Scaffold-seeded macrophage transplantation to a skin wound site accelerates healing.

The next time you get a paper cut or burn your hand while cooking, pay attention to how quickly it heals. The ability to heal rapidly becomes impaired with aging and onset of disease processes, such as diabetes. Although many studies have focused on the local cells responsible for wound healing, inflammatory cells also play a central role. A recent impressive study by Hu and colleagues demonstrates the role of monocytes and macrophage subpopulations in normal and pathologic skin wound healing. It is known that diabetic patients have impaired wound healing, however using autogenous macrophages to stimulate wound healing under diabetic conditions has not been previously described.

Hu et al. used a novel hydrogel delivery system to transplant nonpolarized macrophages in a mouse wound healing model and then elegantly characterized how these transplanted macrophages differentiated into different subpopulations using microfluidic technology. Mice were subjected to a humanized wound healing model where a full thickness skin wound injury was splinted open to allow for epithelialization rather than contraction. Wounds were then treated with a hydrogel scaffold seeded with a supraphysiologic number of macrophages. Wounds with transplanted macrophages on their hydrogel healed more rapidly than scaffold alone controls, seen as early as four days after injury and persisting until complete wound healing. Next, using single-cell analysis of the macrophages from their in vivo model, they showed that the macrophages differentiated into a mixed inflammatory (M1) and reparative (M2) phenotype and that transplanted macrophages express inflammatory cytokines. To translate this to a system of pathologic wound healing, they next transplanted macrophages from diabetic mice into a diabetic wound. Surprisingly, macrophages from diabetic donors accelerated diabetic wound healing and survived through complete healing. Last, they showed that human monocyte transplantation from healthy and diabetic donors accelerated wound healing in immunocompromised mice.

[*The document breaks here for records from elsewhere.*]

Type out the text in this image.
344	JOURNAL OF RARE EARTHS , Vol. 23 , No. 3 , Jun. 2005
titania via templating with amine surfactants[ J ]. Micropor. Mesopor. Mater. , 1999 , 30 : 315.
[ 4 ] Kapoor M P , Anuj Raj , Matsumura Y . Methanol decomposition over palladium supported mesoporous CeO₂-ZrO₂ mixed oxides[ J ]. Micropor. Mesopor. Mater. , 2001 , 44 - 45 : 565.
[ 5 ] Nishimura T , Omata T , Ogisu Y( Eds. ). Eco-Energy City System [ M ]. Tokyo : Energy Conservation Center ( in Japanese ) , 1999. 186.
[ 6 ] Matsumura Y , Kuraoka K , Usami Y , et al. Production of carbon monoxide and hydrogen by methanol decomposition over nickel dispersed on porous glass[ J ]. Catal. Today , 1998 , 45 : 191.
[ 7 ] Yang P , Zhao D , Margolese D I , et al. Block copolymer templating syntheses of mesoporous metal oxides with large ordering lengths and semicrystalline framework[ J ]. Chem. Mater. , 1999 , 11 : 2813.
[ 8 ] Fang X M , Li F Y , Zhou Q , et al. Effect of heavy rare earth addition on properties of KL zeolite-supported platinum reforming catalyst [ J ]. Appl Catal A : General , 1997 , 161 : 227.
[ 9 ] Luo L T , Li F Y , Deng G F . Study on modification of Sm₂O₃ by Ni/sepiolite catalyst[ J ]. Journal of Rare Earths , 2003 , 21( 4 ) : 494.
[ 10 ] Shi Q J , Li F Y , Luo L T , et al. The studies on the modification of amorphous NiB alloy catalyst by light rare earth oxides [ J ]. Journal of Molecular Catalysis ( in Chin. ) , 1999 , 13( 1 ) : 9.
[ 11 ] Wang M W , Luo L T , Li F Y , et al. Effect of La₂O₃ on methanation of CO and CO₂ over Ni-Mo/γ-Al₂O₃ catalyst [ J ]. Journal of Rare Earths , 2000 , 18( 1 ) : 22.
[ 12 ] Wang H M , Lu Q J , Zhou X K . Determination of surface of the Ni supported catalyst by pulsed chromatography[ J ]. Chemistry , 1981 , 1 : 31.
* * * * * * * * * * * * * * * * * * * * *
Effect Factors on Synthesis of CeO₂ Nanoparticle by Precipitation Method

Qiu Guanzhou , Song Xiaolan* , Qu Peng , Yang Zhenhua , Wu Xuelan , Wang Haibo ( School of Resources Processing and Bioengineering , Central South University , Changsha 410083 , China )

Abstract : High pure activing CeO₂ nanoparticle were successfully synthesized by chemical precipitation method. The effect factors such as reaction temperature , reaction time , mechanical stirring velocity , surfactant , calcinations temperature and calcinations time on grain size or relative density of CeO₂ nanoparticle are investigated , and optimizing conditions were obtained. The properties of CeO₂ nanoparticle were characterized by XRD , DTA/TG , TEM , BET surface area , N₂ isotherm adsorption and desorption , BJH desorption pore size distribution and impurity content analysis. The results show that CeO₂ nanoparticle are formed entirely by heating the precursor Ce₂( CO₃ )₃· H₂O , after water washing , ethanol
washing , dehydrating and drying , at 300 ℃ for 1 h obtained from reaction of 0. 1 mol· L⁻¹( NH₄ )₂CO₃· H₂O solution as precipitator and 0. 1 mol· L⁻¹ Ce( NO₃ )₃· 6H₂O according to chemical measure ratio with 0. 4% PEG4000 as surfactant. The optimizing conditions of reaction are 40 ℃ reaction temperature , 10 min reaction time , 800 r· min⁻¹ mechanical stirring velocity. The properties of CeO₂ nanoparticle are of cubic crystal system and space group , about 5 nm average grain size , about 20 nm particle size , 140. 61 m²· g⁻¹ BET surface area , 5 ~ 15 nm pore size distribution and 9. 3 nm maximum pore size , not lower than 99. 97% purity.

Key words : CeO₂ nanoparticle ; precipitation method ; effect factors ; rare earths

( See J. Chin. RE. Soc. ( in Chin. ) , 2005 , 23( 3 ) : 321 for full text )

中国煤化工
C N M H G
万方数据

This study further defines the important role of macrophages in both normal and pathologic skin wound healing. Additional studies are needed to determine if the therapeutic use of macrophages can be further enhanced by skewing or enriching macrophages to a more reparative subpopulation. The positive role of macrophages in wound healing may give clinicians a cell-based therapy for the millions of wounds seen annually worldwide. Additionally, harnessing the cytokines secreted by the macrophages also holds promise for future translational efforts.